Managing Engine Dependencies

Installing Packages Directly Within Projects



Cloudera Data Science Workbench engines are preloaded with a few common packages and libraries for R, Python, and Scala. In addition to these, Cloudera Data Science Workbench allows you to install any other packages or libraries required by your projects just as you would on your local computer. Each project's environment is completely isolated from others, which means you can install different versions of libraries pinned to different projects.

Libraries can be installed from the workbench using the inbuilt interactive command prompt or the terminal. Any dependencies installed this way are mounted to the project environment at /home/cdsw. Alternatively, you could choose to use a package manager such as Conda to install and maintain packages and their dependencies.

Note that overriding pre-installed packages by installing packages directly in the workbench can have unwanted side effects. It is not recommended or supported.

For detailed instructions, see Installing Additional Packages.

Creating a Customized Engine with the Required Package(s)



Directly installing a package to a project as described above might not always be feasible. For example, packages that require root access to be installed, or that must be installed to a path outside /home/cdsw (outside the project mount), cannot be installed directly from the workbench.

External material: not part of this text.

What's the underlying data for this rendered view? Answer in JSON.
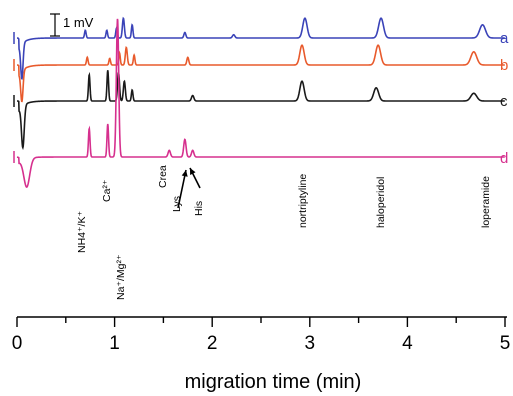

For such circumstances, Cloudera recommends you extend the base Cloudera Data Science Workbench engine image to build a customized image with all the required packages installed to it.

This approach can also be used to accelerate project setup across the deployment. For example, if you want multiple projects on your deployment to have access to some common dependencies out of the box or if a package just has a complicated setup, it might be easier to simply provide users with an engine environment that has already been customized for their project(s).

For detailed instructions with an example, see Customized Engine Images

Mounting Additional Dependencies from the Host



As described previously, all Cloudera Data Science Workbench projects run within an engine. By default, Cloudera Data Science Workbench automatically mounts the CDH parcel directory and client configuration for required services, such as HDFS, Spark, and YARN, into the engine. However, if users want to reference any additional files/folders on the host, site administrators need to explicitly load them into engine containers at runtime.

Limitation

If you use this option, you must self-manage the dependencies installed on the gateway hosts to ensure consistency across them all. Cloudera Data Science Workbench cannot manage or control the packages with this method. For example, you must manually ensure that version mismatches do not occur. Additionally, this method can lead to issues with experiment repeatability since CDSW does not control or keep track of the packages on the host. Contrast this with Installing Packages Directly Within Projects and Creating a Customized Engine with the Required Package(s), where Cloudera Data Science Workbench is aware of the packages and manages them.

For instructions on how to configure host mounts, see Configuring Host Mounts. Note that the directories specified here will be available to all projects across the deployment.

Managing Dependencies for Spark 2 Projects

With Spark projects, you can add external packages to Spark executors on startup. To add external dependencies to Spark jobs, specify the libraries you want added by using the appropriate configuration parameters in a spark-defaults.conf file.

For a list of the relevant properties and examples, see Managing Dependencies for Spark 2 Jobs.